The study's limitations notwithstanding, results suggest that integrating partner violence and reproductive coercion education, harm reduction counseling and connection to victim services into the reproductive health visit is acceptable to providers and patients. Training on this intervention that emphasizes patients' enthusiasm about being asked to share the information with others may assuage provider discomfort with implementing the intervention. Successful implementation of a universal intervention in family planning settings will likely require attention to system-level factors to overcome providers' concerns about time limitations. Future implementation studies might assess the impact of prompts in the electronic health record to remind providers to offer the educational intervention, and might tie partner violence assessment to quality measures and clinical incentives. Additionally, evaluation of ARCHES in other clinical settings where women seek reproductive and sexual health care is indicated.

Acknowledgments

The authors acknowledge the staff of Planned Parenthood of Western Pennsylvania and Adagio Health for their support with this study. Samantha Ciaravino, Hillary Darville, Jill Etienne, Tarrah Herman, Angela Hicks and Claire Raible provided research assistance.

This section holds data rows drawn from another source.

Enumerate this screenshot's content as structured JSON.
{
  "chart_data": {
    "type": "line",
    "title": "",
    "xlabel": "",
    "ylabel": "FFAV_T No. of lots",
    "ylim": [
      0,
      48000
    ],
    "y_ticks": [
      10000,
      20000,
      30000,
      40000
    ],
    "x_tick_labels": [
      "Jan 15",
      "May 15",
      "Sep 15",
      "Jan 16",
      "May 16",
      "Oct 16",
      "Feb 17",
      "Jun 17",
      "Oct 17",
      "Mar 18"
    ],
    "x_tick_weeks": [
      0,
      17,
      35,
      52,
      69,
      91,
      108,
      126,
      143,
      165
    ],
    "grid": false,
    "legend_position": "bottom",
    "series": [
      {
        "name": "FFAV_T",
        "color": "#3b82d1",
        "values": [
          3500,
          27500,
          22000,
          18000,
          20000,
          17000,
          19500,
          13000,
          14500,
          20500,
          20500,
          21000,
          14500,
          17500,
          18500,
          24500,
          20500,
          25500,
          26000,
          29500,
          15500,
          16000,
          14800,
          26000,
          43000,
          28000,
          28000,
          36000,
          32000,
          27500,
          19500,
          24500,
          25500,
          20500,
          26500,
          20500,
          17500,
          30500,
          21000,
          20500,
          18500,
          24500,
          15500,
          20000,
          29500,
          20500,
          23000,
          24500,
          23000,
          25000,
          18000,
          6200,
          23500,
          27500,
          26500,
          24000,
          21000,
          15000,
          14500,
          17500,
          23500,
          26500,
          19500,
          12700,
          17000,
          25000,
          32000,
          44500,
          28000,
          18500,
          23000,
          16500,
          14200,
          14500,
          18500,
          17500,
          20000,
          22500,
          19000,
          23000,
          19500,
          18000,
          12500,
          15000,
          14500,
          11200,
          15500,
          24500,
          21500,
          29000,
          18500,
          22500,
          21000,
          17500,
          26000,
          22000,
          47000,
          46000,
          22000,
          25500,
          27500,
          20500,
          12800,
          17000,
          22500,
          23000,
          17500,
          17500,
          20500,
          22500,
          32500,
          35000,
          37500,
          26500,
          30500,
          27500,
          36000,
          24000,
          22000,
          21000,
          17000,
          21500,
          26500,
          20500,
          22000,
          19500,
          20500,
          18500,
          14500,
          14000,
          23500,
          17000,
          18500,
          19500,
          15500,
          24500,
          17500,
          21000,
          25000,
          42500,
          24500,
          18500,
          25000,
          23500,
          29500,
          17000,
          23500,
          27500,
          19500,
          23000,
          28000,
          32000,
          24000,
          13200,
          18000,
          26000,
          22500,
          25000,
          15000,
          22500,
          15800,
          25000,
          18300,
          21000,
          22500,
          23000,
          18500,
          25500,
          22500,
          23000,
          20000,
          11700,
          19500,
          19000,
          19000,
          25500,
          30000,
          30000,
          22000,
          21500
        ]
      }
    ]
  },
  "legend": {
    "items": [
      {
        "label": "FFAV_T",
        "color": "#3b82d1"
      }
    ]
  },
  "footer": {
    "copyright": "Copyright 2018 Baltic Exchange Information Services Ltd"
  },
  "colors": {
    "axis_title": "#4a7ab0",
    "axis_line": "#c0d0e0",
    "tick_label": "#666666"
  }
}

Daniel J. Tancredi and Lisa James participated in the study and provided critical review of early versions of this article. This work was supported by grant R01HD064407 from the National Institute of Child Health and Human Development. The opinions, findings, conclusions and recommendations expressed in this article are those of the authors and do not necessarily reflect those of the National Institutes of Health, Adagio Health or the Planned Parenthood Federation of America.

Biography

Elizabeth Miller is director, Division of Adolescent and Young Adult Medicine, Children's Hospital of Pittsburgh, and professor of pediatrics, Department of Pediatrics, University of Pittsburgh School of Medicine. Heather L. McCauley is assistant professor, Human Development & Family Studies, Michigan State University, East Lansing, and assistant professor, Division of Adolescent and Young Adult Medicine, Department of Pediatrics, University of Pittsburgh School of Medicine. Michele R. Decker is associate professor, Department of Population, Family and Reproductive Health, and director, Women's Health & Rights Program, Center for Public Health & Human Rights, Bloomberg School of Public Health, Johns Hopkins University, Baltimore. Rebecca Levenson is senior policy analyst, Futures Without Violence, San Francisco. Sarah Zelazny is clinical research assistant, Kelley A. Jones is postdoctoral associate and Heather Anderson is clinical research coordinator, all at the Division of Adolescent and Young Adult Medicine, Department of Pediatrics, University of Pittsburgh School of Medicine. Jay G. Silverman is director of research, Center on Gender Equity and Health, and professor of medicine and global public health, University of California, San Diego, La Jolla.